Huntleigh USA Corporation (“Huntleigh”) is a corporation in the business of providing passenger and baggage screening services at airports throughout the United States. During the period between 1989 and early 2002, airlines contracted with Huntleigh in order to meet their responsibilities for passenger and baggage screening under the Air Transportation Security Act of 1974, Pub. L. No. 93-366, 88 Stat. 415 (1974) (“Air Transportation Security Act”) (repealed 1994). Following the terrorist attacks of September 11, 2001, Congress enacted, and the President signed into law, the Aviation and Transportation Security Act, Pub. L. No. 107-171, 115 Stat. 597 (2001) (codified in scattered sections of 5 U.S.C. and 49 U.S.C.)(“ATSA”). Two of ATSA’s provisions are pertinent to this appeal. The first provision, section 101(g)(1), 49 U.S.C. § 44901 (note) (Supp. I 2001), provided that the Under Secretary of Transportation for Security was to assume all security and screening functions at United States airports. The second provision, section 101(g)(2), id., provided that the Under Secretary of Transportation could perform those functions by assuming the contracts of private companies that, at the time, provided security and screening functions at airports. If the government chose to accomplish its security and screening obligations via this route, the statute required that it pay adequate compensation to the private companies whose contracts were assumed. Id. ATSA’s transfer of responsibility for passenger and baggage screening from airlines to the federal government had the effect of bringing to an end Huntleigh’s security screening contracts with airlines.

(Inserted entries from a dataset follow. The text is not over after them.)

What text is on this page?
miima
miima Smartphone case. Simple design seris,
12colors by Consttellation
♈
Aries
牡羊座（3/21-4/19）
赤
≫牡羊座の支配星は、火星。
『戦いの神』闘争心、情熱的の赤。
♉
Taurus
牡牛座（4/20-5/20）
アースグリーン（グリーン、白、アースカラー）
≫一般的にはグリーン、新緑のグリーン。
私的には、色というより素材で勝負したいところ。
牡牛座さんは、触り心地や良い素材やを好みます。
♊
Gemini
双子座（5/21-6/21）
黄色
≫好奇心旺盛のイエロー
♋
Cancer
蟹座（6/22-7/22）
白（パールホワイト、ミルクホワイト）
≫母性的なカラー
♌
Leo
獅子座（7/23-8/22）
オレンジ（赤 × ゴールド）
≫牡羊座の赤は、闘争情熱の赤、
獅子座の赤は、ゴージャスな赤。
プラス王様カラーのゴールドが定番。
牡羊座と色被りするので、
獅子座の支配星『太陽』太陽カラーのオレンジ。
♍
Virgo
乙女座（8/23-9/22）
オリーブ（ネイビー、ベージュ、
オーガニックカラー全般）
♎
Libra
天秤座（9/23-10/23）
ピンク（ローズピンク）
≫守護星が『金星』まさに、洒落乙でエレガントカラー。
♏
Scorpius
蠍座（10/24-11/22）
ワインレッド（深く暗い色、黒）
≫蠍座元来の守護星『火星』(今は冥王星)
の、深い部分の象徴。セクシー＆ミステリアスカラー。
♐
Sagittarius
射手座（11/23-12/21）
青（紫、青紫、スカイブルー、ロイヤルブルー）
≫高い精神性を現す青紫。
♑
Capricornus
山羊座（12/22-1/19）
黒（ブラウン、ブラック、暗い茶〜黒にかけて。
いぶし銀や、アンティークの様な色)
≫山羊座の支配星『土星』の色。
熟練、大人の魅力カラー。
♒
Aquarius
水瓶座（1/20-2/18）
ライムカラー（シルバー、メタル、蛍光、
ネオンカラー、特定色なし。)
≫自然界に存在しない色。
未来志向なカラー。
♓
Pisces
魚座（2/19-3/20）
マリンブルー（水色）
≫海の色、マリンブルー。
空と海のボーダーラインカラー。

In November of 2003, Huntleigh filed suit in the United States Court of Federal Claims under the Tucker Act, 28 U.S.C. § 1491(a)(1) (2000). In its suit, Huntleigh alleged that ATSA’s transfer of responsibility for passenger and baggage screening resulted in a taking of its property without just compensation, in violation of the Fifth Amendment to the Constitution. Huntleigh also alleged that it was entitled to compensation under section 101(g)(2) of ATSA. In November of 2006, the Court of Federal Claims conducted a four-day trial on Huntleigh’s claims. Thereafter, on March 15, 2007, the court rendered a decision in which it rejected both of Huntleigh’s claims and ordered the dismissal of Huntleigh’s complaint. Huntleigh USA Corp. v. United States, 75 Fed. Cl. 642 (2007). The court ruled that Huntleigh’s takings claim failed because Huntleigh had failed to establish that its property had been taken by the government. Id. at 645–46. The court ruled against Huntleigh on its claim for compensation under section 101(g)(2) of ATSA on the ground that the government had not assumed any of Huntleigh’s contracts. Id. at 649.